A l’image fragile de l’écrivain débutant, auquel on impute les influences américaines ou les ressemblances à l’écriture de Mauriac, de Blanchot ou de Sartre, suivent les grandes « séries » de ce qu’on appelle « du Duras » : les grands défis des années 50, la délivrance des obsessions dans les années 60 et la série de l’impossible, de l’interdit et de l’innommable des années 80. Tout au long de sa vie, Duras aime tenir en haleine le lecteur avec ses silences et ses vides dans l’écriture, qui forment son art de la suggestion, avec ses interminables bavardages et son entêtement d’écrire de manière ambiguë, qui lui procure l’étiquette d’un écrivain terriblement obscure et hermétique, qui écrit pour une certaine élite, avec son goût pour des thèmes tabous, tels l’inceste, l’homosexualité ou l’érotisme qui font le délice des uns et le désespoir des autres dans les années 80. Forcément géniale, narcissique, pastichable, Duras divise la critique, la défie, la choque, l’émeut, la met en déroute, l’attire, par une écriture sans limites et sans contraintes. On aime Duras et on la déteste à la fois, on l’adule et on s’en moque dans la presse. Comment faire autrement face à ce « monstre sacré » qui ne cesse d’éblouir le lecteur par son narcissisme exagéré et par une attitude d’autoglorification ? Duras connaît de son vivant toutes les catégories d’accueil qu’une œuvre littéraire peut avoir : des superlatifs, des blâmes, des invectives, des silences parlants, des éreintements et des rires, des éloges sous-entendus ou clairement exprimés. En contrepartie, elle n’offre qu’une œuvre littéraire qui suit avec entêtement la mécanique séductrice d’écriture, basée sur la répétition thématique et sur l’art de l’ambiguïté. Si jamais il arrive à la critique de ne pas la comprendre, elle, « la déesse platitude », n’a rien à changer ; c’est la critique qui doit réviser sa manière de juger les œuvres littéraires et qui finit par changer.
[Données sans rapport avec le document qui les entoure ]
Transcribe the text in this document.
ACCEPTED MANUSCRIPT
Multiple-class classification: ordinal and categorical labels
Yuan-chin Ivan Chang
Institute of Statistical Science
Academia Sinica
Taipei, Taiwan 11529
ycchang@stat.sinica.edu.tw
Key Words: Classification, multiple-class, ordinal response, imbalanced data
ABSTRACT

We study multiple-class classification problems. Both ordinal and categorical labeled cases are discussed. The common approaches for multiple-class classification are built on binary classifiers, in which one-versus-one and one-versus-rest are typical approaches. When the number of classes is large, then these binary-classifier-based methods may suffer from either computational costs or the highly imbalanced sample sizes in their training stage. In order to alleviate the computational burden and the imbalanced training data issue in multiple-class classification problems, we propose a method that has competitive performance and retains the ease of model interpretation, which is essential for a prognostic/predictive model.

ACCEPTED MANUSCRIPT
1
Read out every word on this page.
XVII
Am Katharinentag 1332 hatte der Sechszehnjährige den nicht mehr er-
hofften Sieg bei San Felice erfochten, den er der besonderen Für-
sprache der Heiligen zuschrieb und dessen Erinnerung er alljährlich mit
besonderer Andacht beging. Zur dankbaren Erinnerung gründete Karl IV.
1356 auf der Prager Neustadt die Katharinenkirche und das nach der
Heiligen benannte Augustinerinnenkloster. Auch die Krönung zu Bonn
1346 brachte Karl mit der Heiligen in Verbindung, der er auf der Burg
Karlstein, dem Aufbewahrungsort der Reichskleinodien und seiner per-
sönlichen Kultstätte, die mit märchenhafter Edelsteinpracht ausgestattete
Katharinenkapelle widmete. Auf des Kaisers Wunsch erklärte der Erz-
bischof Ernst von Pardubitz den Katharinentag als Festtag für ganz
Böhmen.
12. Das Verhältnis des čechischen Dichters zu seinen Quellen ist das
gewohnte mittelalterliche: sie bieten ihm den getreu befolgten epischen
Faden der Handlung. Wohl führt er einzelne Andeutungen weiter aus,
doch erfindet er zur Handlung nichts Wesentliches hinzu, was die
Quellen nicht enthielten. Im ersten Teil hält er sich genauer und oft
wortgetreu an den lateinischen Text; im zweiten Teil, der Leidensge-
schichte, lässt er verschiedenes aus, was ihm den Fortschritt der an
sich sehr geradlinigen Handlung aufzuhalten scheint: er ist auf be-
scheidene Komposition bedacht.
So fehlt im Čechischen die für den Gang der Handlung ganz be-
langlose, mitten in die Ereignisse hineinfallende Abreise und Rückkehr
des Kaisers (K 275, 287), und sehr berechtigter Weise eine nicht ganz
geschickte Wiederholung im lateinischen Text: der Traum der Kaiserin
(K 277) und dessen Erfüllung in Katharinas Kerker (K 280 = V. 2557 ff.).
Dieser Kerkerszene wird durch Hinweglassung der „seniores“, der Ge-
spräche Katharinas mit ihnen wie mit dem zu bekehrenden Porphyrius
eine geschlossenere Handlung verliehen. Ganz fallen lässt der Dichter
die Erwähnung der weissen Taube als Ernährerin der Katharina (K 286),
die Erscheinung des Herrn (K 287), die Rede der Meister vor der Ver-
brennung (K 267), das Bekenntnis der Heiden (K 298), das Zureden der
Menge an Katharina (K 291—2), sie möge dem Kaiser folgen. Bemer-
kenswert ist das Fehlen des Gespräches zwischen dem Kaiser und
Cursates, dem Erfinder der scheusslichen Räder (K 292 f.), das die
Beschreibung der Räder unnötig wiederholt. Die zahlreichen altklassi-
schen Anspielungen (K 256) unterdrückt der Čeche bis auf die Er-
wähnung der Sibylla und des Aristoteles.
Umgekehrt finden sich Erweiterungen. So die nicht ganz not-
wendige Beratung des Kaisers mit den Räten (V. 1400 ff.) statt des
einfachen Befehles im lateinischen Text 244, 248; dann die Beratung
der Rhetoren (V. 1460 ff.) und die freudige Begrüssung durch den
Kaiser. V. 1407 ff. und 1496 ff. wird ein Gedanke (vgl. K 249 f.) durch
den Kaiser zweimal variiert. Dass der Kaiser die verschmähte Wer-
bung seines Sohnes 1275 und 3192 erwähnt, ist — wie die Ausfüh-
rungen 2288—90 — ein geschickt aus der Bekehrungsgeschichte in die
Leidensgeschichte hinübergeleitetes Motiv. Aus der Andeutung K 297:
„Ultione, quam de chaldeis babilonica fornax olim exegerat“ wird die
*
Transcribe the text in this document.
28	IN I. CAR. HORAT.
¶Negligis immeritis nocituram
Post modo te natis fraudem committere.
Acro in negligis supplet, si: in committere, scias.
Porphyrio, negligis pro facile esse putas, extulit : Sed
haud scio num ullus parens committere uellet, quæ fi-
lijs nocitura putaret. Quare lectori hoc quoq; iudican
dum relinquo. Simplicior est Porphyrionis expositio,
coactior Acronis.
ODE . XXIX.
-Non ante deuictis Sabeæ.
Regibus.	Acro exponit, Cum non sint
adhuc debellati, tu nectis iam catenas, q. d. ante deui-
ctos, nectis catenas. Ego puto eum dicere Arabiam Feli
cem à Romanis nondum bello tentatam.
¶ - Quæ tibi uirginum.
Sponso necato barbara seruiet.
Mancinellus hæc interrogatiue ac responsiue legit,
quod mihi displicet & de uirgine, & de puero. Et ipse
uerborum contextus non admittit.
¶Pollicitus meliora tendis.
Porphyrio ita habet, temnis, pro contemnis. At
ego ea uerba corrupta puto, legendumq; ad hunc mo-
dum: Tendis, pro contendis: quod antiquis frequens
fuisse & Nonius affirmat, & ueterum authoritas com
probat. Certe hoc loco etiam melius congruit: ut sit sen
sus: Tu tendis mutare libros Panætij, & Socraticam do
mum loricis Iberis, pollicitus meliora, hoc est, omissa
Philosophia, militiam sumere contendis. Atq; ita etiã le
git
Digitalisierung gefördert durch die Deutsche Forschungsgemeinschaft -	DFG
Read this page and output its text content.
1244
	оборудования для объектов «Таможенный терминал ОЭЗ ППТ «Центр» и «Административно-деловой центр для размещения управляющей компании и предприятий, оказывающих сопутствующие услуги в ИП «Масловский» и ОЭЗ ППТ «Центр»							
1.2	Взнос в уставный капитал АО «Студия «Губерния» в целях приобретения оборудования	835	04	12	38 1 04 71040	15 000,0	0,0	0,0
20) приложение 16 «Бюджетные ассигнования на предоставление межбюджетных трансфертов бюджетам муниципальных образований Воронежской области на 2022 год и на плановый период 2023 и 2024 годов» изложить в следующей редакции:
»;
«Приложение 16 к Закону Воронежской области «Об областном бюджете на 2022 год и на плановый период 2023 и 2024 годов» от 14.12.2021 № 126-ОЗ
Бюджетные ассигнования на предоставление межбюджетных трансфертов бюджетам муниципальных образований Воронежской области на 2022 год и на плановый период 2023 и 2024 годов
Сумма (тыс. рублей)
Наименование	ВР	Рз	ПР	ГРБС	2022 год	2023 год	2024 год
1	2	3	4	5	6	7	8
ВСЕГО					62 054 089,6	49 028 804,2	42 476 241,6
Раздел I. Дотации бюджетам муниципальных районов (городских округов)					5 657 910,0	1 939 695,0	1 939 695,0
Qui est Marguerite Duras ? on se demande maintenant, lorsque nous avons une idée de l’accueil à chaud réservé par la critique à ses livres. Quels effets cette œuvre a-t-elle produits chez ses lecteurs ? Il est temps de préciser, à ce stade de notre recherche, que l’œuvre de Marguerite Duras ne produit pas uniquement des réactions pour et contre chez le lecteur, mais aussi qu’elle est à l’origine de quelques effets de lecture intéressants. Toujours divisés entre des attitudes élogieuses et dénonciatrices, ces effets de lecture offrent une image de la manière dont le lecteur durassien s’est senti incité à produire à son tour à partir de l’œuvre de Marguerite Duras. La dernière partie de notre travail de recherche est donc centrée sur des gestes critiques inédits, partagés entre des éreintements et des hommages, gestes qui viennent compléter l’analyse de la réception de Marguerite Duras par la critique.